Kerkük'te başlayıp
İstanbul'da biten film, yıllardır tartıştığımız "Türkiye'de petrol var mı?" sorusunun cevabını da veriyor.
"Komşumuz
Irak topraklarının altı petrol kaynarken nasıl oluyor da sınırın bu tarafında hiç petrol çıkmıyor?" Herkesin cevabını merak ettiği bir soru bu. Tam bir asır önce 2.
Abdülhamit de cevabını aramış bu sorunun. Bunun için büyük
sultan, dönemin ünlü
Alman Maden Mühendisi Paul Groskoph'u davet eder. O zaman
Osmanlı toprakları içinde bulunan bölgelerde petrol aratır. Sadece Musul ve Kerkük'ün değil,
Güneydoğu Anadolu'da da petrol bulunan yerlerin
haritası çıkarılır. Ülkenin geleceğiyle ilgili kaygılar taşıyan Sultan, haritada belirtilen toprakların bir kısmını şahsî parasıyla satın alır. 2. Meşrutiyet'in ilanıyla görevden alınacağını görünce harita ve tapuları kendi yaptığı özel şifreleri olan bir sandığa saklar. Sandık,
Yıldız Sarayı'nın yağmalanmasının ardından ortadan kaybolur. Bir asır sonra CIA
ajanı ABD'li bir
profesör, Kerkük'teki tarihî çarşıda tesadüfen hikâyeyi öğrenir ve sandığı bulmak için İstanbul'a gelir.

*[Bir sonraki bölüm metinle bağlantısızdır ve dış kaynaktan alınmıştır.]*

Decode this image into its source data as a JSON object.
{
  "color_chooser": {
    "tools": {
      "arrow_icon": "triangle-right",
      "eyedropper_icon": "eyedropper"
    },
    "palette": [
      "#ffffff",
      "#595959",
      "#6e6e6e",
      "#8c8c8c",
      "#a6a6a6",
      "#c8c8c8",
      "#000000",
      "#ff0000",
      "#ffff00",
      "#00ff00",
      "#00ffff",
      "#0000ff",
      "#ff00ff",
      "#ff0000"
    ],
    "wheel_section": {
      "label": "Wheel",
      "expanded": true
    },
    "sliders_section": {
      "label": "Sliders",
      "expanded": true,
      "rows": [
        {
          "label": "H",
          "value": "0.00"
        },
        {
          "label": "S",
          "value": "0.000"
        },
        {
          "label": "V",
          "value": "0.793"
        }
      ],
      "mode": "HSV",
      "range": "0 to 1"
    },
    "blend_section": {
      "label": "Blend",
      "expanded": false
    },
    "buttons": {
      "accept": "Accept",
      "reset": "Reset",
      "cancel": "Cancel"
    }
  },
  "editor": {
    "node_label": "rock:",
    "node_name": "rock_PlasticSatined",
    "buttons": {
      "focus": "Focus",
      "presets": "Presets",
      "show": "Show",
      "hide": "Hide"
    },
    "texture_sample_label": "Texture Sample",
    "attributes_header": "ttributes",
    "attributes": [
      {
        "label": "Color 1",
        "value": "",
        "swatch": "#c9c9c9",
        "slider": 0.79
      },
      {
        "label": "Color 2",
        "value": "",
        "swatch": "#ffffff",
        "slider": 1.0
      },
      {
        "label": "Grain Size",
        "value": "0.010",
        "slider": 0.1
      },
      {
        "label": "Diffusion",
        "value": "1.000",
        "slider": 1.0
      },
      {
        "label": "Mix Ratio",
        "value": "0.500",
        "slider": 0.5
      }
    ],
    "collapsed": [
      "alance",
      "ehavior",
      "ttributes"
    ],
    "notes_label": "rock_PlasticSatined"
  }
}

Ömer Erbil'in hem yapımcılığını üstlendiği hem de senaryosunu yazdığı, Hakan Şahin'in yönettiği Sultanın
Sırrı ajan profesör ve arkadaşı ile Türk istihbaratı arasında geçen ve nefes kesen sahnelerin olduğu bir macera-aksiyon filmi. Dövüş sahneleri
Hollywood filmlerini aratmazken, hikâyenin arka planına yerleştirilen duygusal sahneler hikâyeye ayrı bir zenginlik katıyor. Kurgudaki başarısıyla seyircinin ilgisini canlı tutan film "Yerli Da Vinci" isimlendirmesini haklı çıkaran bir içeriğe de sahip. CIA ajanı ve
gönüllü Türk istihbaratçılarının amansız mücadelesinin arasına bir de Opus Dei (
Sion tarikatı) giriyor çünkü. Çemberlitaş'ta olduğu söylenen Hz. İsa'nın çarmıha gerildiği ahşap 'haç'ın peşine düşüyor onlar da. Farklı hikâyelerin birbirine geçişlerindeki zıtlıklarla zenginleşiyor film. Gönüllü istihbaratçıların merkez olarak kullandıkları Mevlevi dergâhındaki
sema gösterisinden Sion üyesi bir gönüllünün kendini kırbaçladığı sahneye yapılan geçiş mesela. Annesini kırmamak için müzedeki yardımcısıyla
Ermeni bir kadın arasında kalan Hakan'ın yaşadığı ikilem seyirciye hiç
yabancı değil. Ve hepsinin yolu İstanbul'un yer altındaki
Bizans döneminden kalma dehlizlerde birleşiyor. İstanbul 2010
Kültür Başkenti Ajansı tarafından da desteklenen ve 4 milyon TL bütçeye sahip olan filmde
Topkapı Sarayı, Yıldız Sarayı,
Arkeoloji Müzesi,
Ayasofya Müzesi gibi tarihî mekânlar da kullanılmış.